# Introduction to Tabular Data: The Tips Dataset

In this notebook, we will explore a sample data set called **Tips** from Seaborn. This data set contains information from a restaurant, including details about bills, tips, and customer data.

## About the Libraries: pandas and seaborn

In Python, we use libraries to add extra functionality beyond the built‐in features. Two important libraries for data analysis are:

- **pandas (imported as `pd`)**: A powerful library for data manipulation and analysis. It provides a DataFrame data structure (similar to a spreadsheet) that makes it easy to work with tabular data.

- **seaborn (imported as `sns`)**: A library for creating statistical graphics and visualisations. It also includes built‐in data sets (like the Tips data set) which are ideal for learning and practice.

We use the aliases `pd` and `sns` to write code more concisely. For example, instead of writing `pandas.DataFrame()`, we use `pd.DataFrame()`.

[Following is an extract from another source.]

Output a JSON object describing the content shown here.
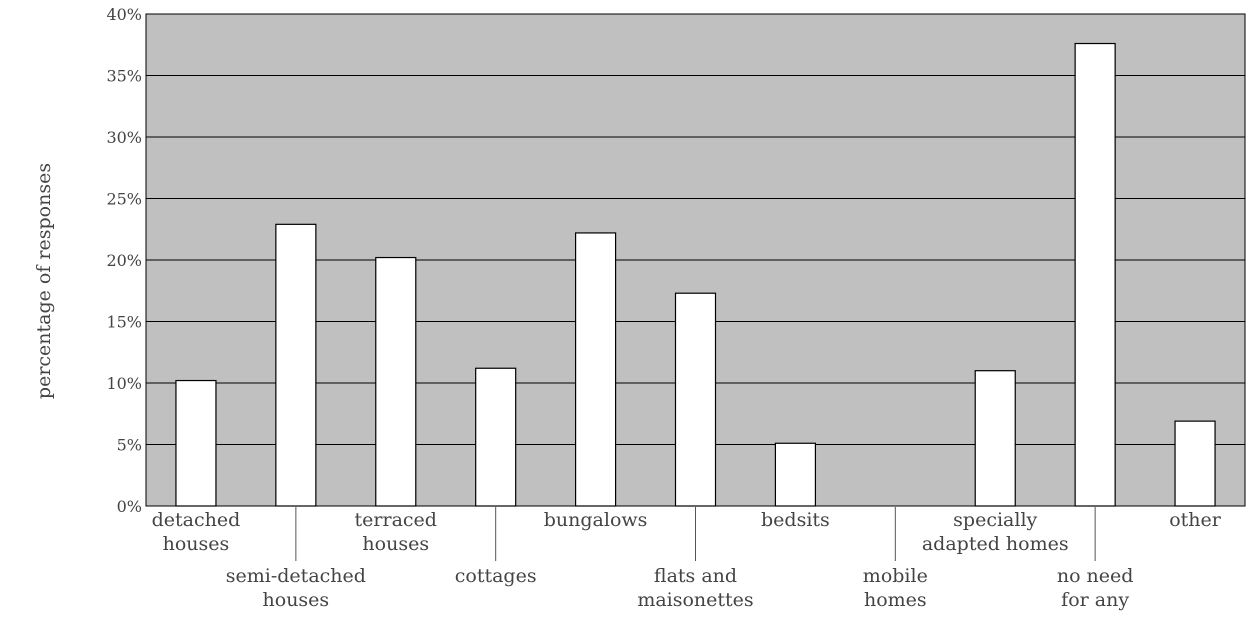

## About the Data: The Tips Dataset
The Tips dataset is a sample dataset included with seaborn that contains restaurant dining information, including:

- **Total bill**: The cost of the meal, in US dollars
- **Tip amount**: How much the customer tipped, in US dollars
- **Time**: Whether the meal was for lunch or dinner
- **Day**: Which day of the week the meal occurred
- **Size**: The number of people in the dining party
- **Sex**: The sex of the bill payer
- **Smoker**: Whether the party sat in the smoking or non-smoking section

This dataset comes pre-loaded with seaborn.

## Loading Data

We will start by importing the necessary libraries and loading the Tips data set.

In [None]:
# Importing libraries

In [None]:
# Loading data

## Inspecting the Data

Before analysing the data, it is important to inspect it. We can use methods like `head()` and `tail()` to view the first and last few rows, and use attributes like `shape` and `info()` and `describe()` to understand the structure and contents of the DataFrame.

In [None]:
# Looking at the data

In [None]:
# Getting information

In [None]:
# Quick statistics 

## Understanding our data

Based on the output of `shape`, `info()` and `describe()`, the Tips dataset contains 244 rows (dining experiences) with 7 columns of different types:

**Numerical Columns:**
- `total_bill` and `tip` are stored as `float64`, which is appropriate as these monetary values can have decimal places
- `size` is stored as `int64`, which makes sense for whole numbers representing the count of diners
- We can see the value ranges and averages, along with other information about the spread of our numerical data

**Categorical Columns:**
- Four columns are stored as `category` type: `sex`, `smoker`, `day`, and `time`
- Using the category type is memory-efficient for columns with a limited set of possible values

All columns have 244 non-null values, indicating there are no missing values in the dataset, which is helpful for our analysis as we won't need to handle missing data.

## Accessing Data

You can access specific parts of the DataFrame using square bracket notation or the `iloc` method. For example:

In [None]:
# Data access

## Basic Operations

Pandas makes it easy to perform basic operations on your data. For example, you can compute the mean of a column or find the maximum value in another column. Other useful functions include `min`, `sum`, and `std` (standard deviation).

In [None]:
# Basic operations

### Exercise 1: Average spend

Compute and print the following information:

* Total revenue generated (sum of `total_bill`).
* Total number of customers (sum of `size`).
* Average revenue per customer.

In [None]:
## YOUR CODE GOES HERE

### Exercise 2: Time Tips

Compare the average `tip` at Lunch and Dinner. Which meal time has the higher average tip? Use the cell below to show your work.

In [None]:
## YOUR CODE GOES HERE

## Adding and Modifying Columns

Sometimes you might want to derive new insights by creating additional features. For example, you can create a new column that represents the tip as a percentage of the total bill. This new column, `tip_pct`, allows you to compare tips relative to the size of the bill for each observation in the data.

In [None]:
# Adding columns

## Grouping Data

Grouping is a powerful feature in Pandas that allows you to split your data into subsets based on a key, and then apply an aggregation function to each group. In this notebook, we group the data by the `day` column to see how values differ across the days of the week.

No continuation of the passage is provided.